Die Rechnung zahlen die anderen
Spanien entwickelt Erfindungsreichtum darin, seine Bankenrettung ohne EU-Hilfe anderen aufzubürden

Fast zeitgleich mit dem Geständnis des spanischen Finanzministers Cristóbal Montoro, sein Land sei vom Kapitalmarkt abgeschnitten, hat der renommierte Wirtschaftsanalyst Matthew Lynn mit einem Interview für Aufsehen gesorgt. Seine These: Spanien sei unrettbar, da einfach zu groß. Die Mehrheit der Spanier habe es satt, sich weiteren Sparprogrammen zu beugen. Lynns gewagte Prognose lautet, dass Spanien noch vor Griechenland das Euro-Projekt verlasse.
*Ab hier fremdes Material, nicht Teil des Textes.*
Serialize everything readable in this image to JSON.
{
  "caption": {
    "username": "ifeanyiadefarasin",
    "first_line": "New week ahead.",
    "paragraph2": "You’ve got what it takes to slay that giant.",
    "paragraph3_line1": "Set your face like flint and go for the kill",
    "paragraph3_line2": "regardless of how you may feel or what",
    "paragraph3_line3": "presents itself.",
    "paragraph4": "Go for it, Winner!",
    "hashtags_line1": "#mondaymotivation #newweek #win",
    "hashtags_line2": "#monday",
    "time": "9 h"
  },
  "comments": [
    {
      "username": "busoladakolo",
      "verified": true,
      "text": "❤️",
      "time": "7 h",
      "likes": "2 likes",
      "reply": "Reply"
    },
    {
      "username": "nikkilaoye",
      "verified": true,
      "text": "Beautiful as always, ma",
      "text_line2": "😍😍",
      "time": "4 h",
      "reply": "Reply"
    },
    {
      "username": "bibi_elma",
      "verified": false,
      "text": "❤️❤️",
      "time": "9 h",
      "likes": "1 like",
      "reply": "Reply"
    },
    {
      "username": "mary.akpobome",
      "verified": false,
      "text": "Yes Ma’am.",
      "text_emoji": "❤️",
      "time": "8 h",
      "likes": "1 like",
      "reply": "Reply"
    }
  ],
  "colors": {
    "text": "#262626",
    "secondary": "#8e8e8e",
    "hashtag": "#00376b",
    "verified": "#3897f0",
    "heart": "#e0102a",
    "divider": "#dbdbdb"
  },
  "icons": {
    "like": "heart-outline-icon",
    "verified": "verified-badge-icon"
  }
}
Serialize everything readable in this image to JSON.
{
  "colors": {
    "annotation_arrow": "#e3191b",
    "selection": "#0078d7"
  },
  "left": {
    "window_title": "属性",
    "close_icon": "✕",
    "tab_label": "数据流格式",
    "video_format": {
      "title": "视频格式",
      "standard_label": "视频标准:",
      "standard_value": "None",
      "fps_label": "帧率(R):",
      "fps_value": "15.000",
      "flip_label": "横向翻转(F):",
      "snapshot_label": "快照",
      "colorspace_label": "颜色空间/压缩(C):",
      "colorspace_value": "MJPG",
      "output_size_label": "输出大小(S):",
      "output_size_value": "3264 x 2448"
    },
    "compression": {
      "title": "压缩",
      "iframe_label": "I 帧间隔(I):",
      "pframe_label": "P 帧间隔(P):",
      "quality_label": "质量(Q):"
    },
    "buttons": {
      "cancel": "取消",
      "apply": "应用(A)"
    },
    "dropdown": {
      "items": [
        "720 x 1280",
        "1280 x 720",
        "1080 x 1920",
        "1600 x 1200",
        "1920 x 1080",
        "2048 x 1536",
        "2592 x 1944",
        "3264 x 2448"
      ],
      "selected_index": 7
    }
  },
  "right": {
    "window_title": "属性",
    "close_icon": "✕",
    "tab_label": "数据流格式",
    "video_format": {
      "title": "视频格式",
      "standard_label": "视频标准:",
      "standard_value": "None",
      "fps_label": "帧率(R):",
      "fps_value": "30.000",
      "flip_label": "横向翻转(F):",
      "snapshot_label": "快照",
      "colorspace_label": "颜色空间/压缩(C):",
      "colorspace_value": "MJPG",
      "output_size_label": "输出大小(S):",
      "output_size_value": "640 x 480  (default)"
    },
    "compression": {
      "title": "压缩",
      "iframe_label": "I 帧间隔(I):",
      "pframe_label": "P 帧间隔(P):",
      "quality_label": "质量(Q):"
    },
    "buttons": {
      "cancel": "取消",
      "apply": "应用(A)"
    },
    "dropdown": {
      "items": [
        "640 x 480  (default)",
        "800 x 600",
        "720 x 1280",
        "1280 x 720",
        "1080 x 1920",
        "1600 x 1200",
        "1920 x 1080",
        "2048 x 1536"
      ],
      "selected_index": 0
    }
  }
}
Es sind nicht nur die düsteren Vorahnungen von Matthew Lynn, die dazu geführt haben, dass sich bei einigen Beobachtern mittlerweile ein Dejavue-Gefühl eingestellt hat, wenn es um Spanien geht. Die spanische Regierung hat selbst mit ihrer Informationspolitik zum Haushaltsdefizit 2011 dafür gesorgt, dass Erinnerungen an griechische Statistiken wach geworden sind. Per Salami-Taktik wurde im Januar statt geplanter sechs Prozent zunächst ein Vorjahresdefizit von acht Prozent gemeldet. Einige Wochen später wurden 8,5 Prozent nachgereicht – aktuell ist man bei 8,9 Prozent angelangt. Eine weitere Nachkorrektur ist nicht ausgeschlossen.

Die europäische Statistikbehörde Eurostat hat inzwischen angekündigt, eigene Experten nach Madrid zu schicken, um die Haushaltszahlen selbst zu prüfen. Noch mehr Vertrauen hat Spanien durch die Verharmlosungen der Bankenkrise verspielt. War bei dem viertgrößten Kreditinstitut Spaniens „Bankia“ vor kurzem noch von 41 Millionen Euro Gewinn die Rede, so werden jetzt 3,3 Milliarden Verluste für 2011 bilanziert. War am 9. Mai noch die Rede davon, die Bank sei solvent, so wird mittlerweile der Finanzbedarf zur Rettung der inzwischen teilverstaatlichten „Bankia“ vor dem Zusammenbruch mit 23 Milliarden Euro angegeben. Allen Ernstes hat Wirtschaftsminister Luis de Guindos vor kurzem allerdings noch behauptet, für die Rettung des gesamten spanischen Bankensektors seien insgesamt nur 15 Milliarden Euro nötig. Die sollten sogar ohne fremde Hilfe gestemmt werden – tatsächlich sind im nationalen Ban-kenrettungsfond aber nur 5,3 Milliarden Euro vorhanden.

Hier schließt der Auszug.